His visits coincides with a turbulent time in international trade.
Donald Trump has threatened or imposed tariffs on international imports and the US is now feeling the backlash, with a tit-for-tat trade war brewing between Europe, Canada, Mexico and especially China which has slapped retaliatory tariffs on US agricultural produce.
Mr Littleproud will visit the US, Mexico, Brazil and Argentina to push for market access for Aussie exports.
The value of two-way agriculture trade between Australia and the United States, Mexico, Brazil and Argentina was worth a combined $7.6 billion in 2017,” Mr Littleproud said.

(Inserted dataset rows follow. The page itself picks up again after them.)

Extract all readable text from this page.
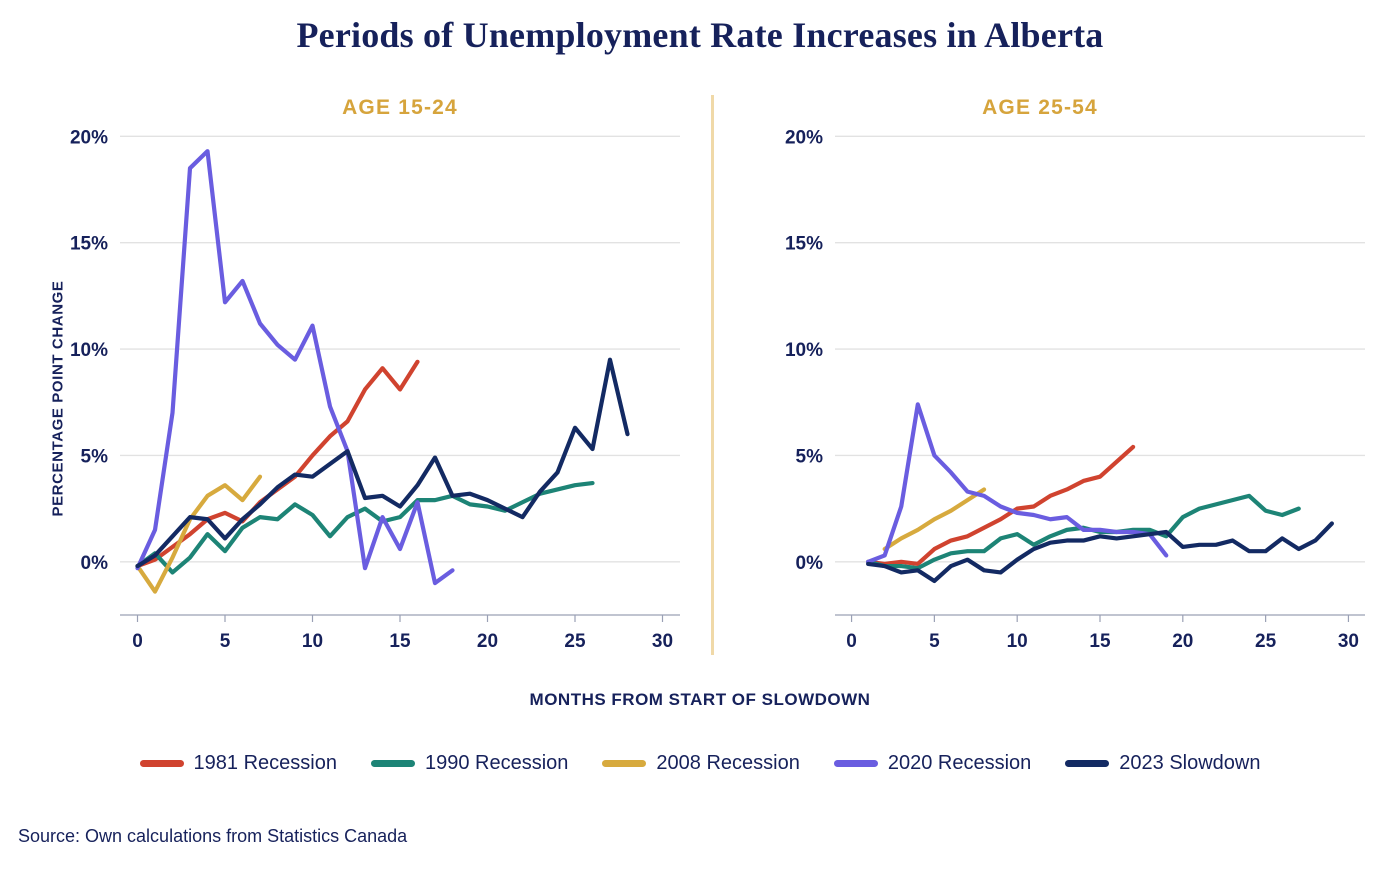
Periods of Unemployment Rate Increases in Alberta
AGE 15-24	AGE 25-54
PERCENTAGE POINT CHANGE
MONTHS FROM START OF SLOWDOWN
0%
5%
10%
15%
20%
0	5	10	15	20	25	30
0%
5%
10%
15%
20%
0	5	10	15	20	25	30
1981 Recession	1990 Recession	2008 Recession	2020 Recession	2023 Slowdown
Source: Own calculations from Statistics Canada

“Mexico and Brazil are significant emerging agricultural markets and growing those relationships is vital.
“Australia and Mexico recently signed the Trans-Pacific Partnership agreement, our first joint FTA. We are also in negotiations for the Australia-Pacific Alliance FTA, which includes Mexico.

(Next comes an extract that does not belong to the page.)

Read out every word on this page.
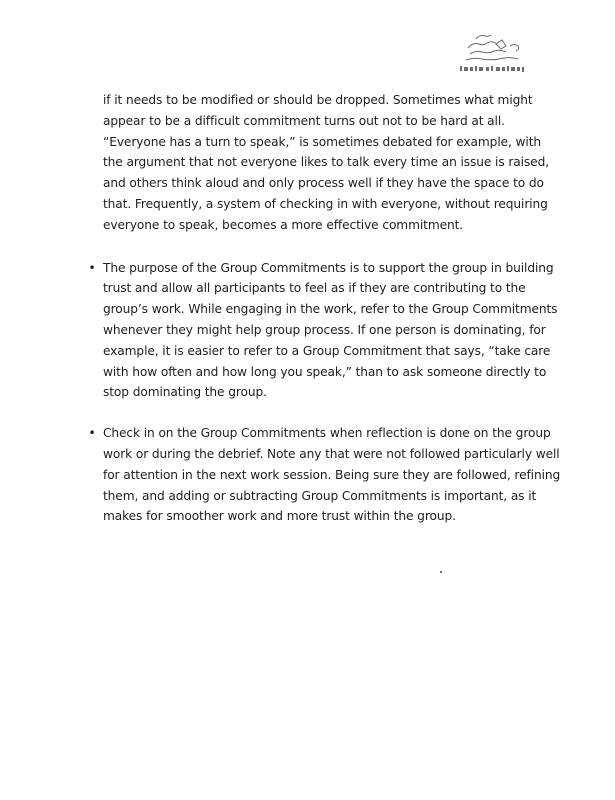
if it needs to be modified or should be dropped. Sometimes what might appear to be a difficult commitment turns out not to be hard at all. “Everyone has a turn to speak,” is sometimes debated for example, with the argument that not everyone likes to talk every time an issue is raised, and others think aloud and only process well if they have the space to do that. Frequently, a system of checking in with everyone, without requiring everyone to speak, becomes a more effective commitment.

• The purpose of the Group Commitments is to support the group in building trust and allow all participants to feel as if they are contributing to the group’s work. While engaging in the work, refer to the Group Commitments whenever they might help group process. If one person is dominating, for example, it is easier to refer to a Group Commitment that says, “take care with how often and how long you speak,” than to ask someone directly to stop dominating the group.
• Check in on the Group Commitments when reflection is done on the group work or during the debrief. Note any that were not followed particularly well for attention in the next work session. Being sure they are followed, refining them, and adding or subtracting Group Commitments is important, as it makes for smoother work and more trust within the group.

Mr Littleproud said agricultural counsellors, who work in overseas postings to support trade, will support Australian exports in North and Latin America.

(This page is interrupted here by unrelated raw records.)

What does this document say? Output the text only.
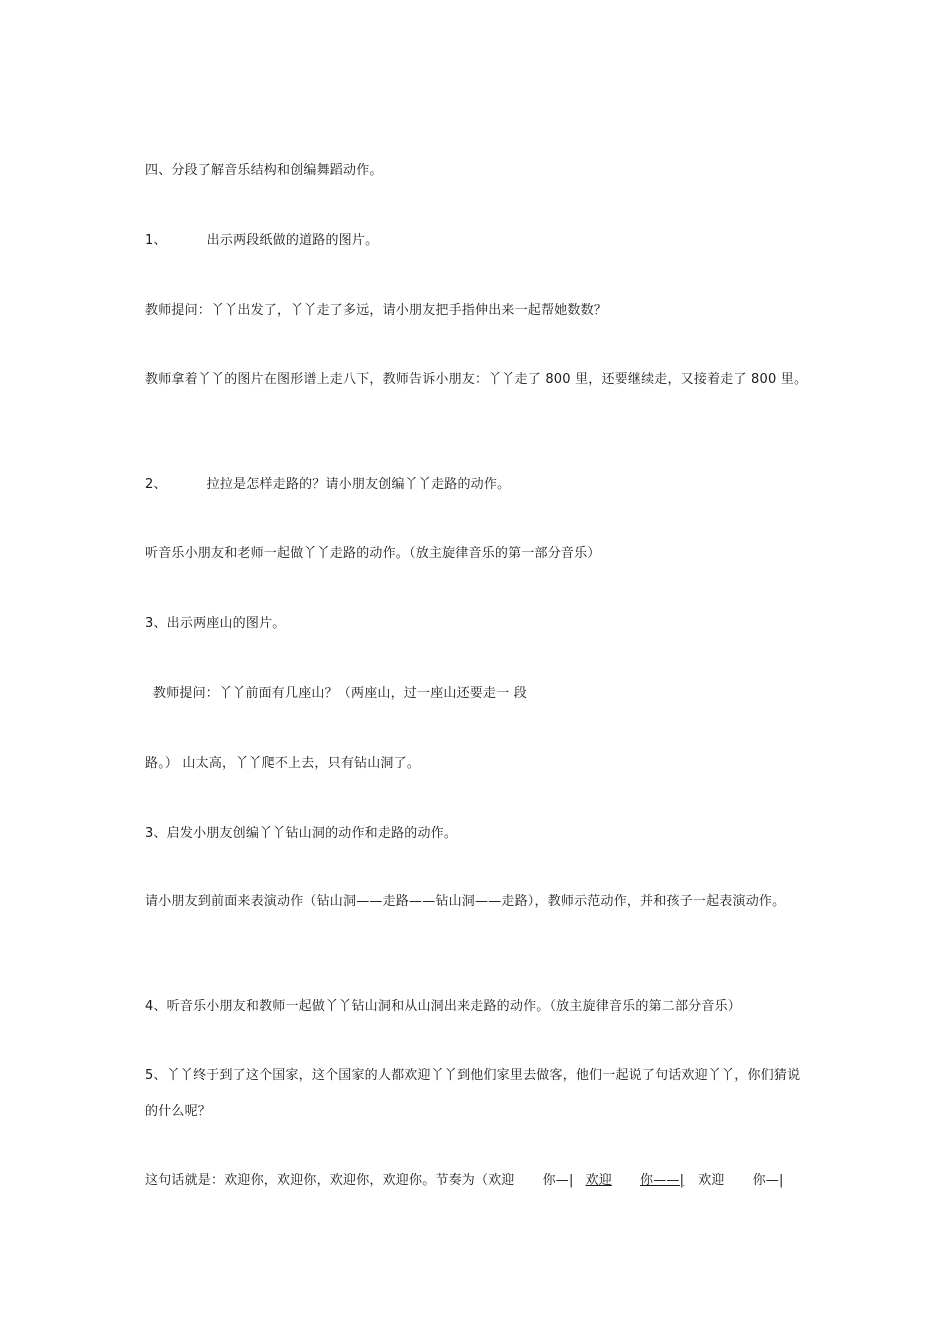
四、分段了解音乐结构和创编舞蹈动作。
1、	出示两段纸做的道路的图片。
教师提问：丫丫出发了，丫丫走了多远，请小朋友把手指伸出来一起帮她数数？
教师拿着丫丫的图片在图形谱上走八下，教师告诉小朋友：丫丫走了 800 里，还要继续走，又接着走了 800 里。
2、	拉拉是怎样走路的？请小朋友创编丫丫走路的动作。
听音乐小朋友和老师一起做丫丫走路的动作。（放主旋律音乐的第一部分音乐）
3、出示两座山的图片。
教师提问：丫丫前面有几座山？（两座山，过一座山还要走一 段
路。） 山太高，丫丫爬不上去，只有钻山洞了。
3、启发小朋友创编丫丫钻山洞的动作和走路的动作。
请小朋友到前面来表演动作（钻山洞——走路——钻山洞——走路），教师示范动作，并和孩子一起表演动作。
4、听音乐小朋友和教师一起做丫丫钻山洞和从山洞出来走路的动作。（放主旋律音乐的第二部分音乐）
5、丫丫终于到了这个国家，这个国家的人都欢迎丫丫到他们家里去做客，他们一起说了句话欢迎丫丫，你们猜说的什么呢？
这句话就是：欢迎你，欢迎你，欢迎你，欢迎你。节奏为（欢迎 你—| 欢迎 你——| 欢迎 你—|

“Additional counsellors will be placed in regions where we are negotiating or have recently concluded free trade agreements, including Latin America,” he said.
“The G20 meeting in Argentina will be an opportunity to strengthen our trade relationship with G20 countries, whose markets were worth a combined $37.6b for Australia’s agriculture exports in 2017.
“I will be co-chairing the inaugural Australia-Argentina High Level Agriculture Dialogue with my Argentinian counterpart in Buenos Aires. Argentina is home to 43 million people and is one of the most developed markets in Latin America, so there is huge untapped potential there for our Aussie farmers.”
The US is Australia’s third largest export destination for agricultural products with trade valued at $4b in 2017.
Beef and veal exports to the US were worth $1.7b in 2017.
Mexico is Australia’s largest market for our agricultural exports in Latin America.
The Brazil-Australia two-way agricultural trade was valued at $311 million in 2017 and Argentina two-way trade was valued at $511m.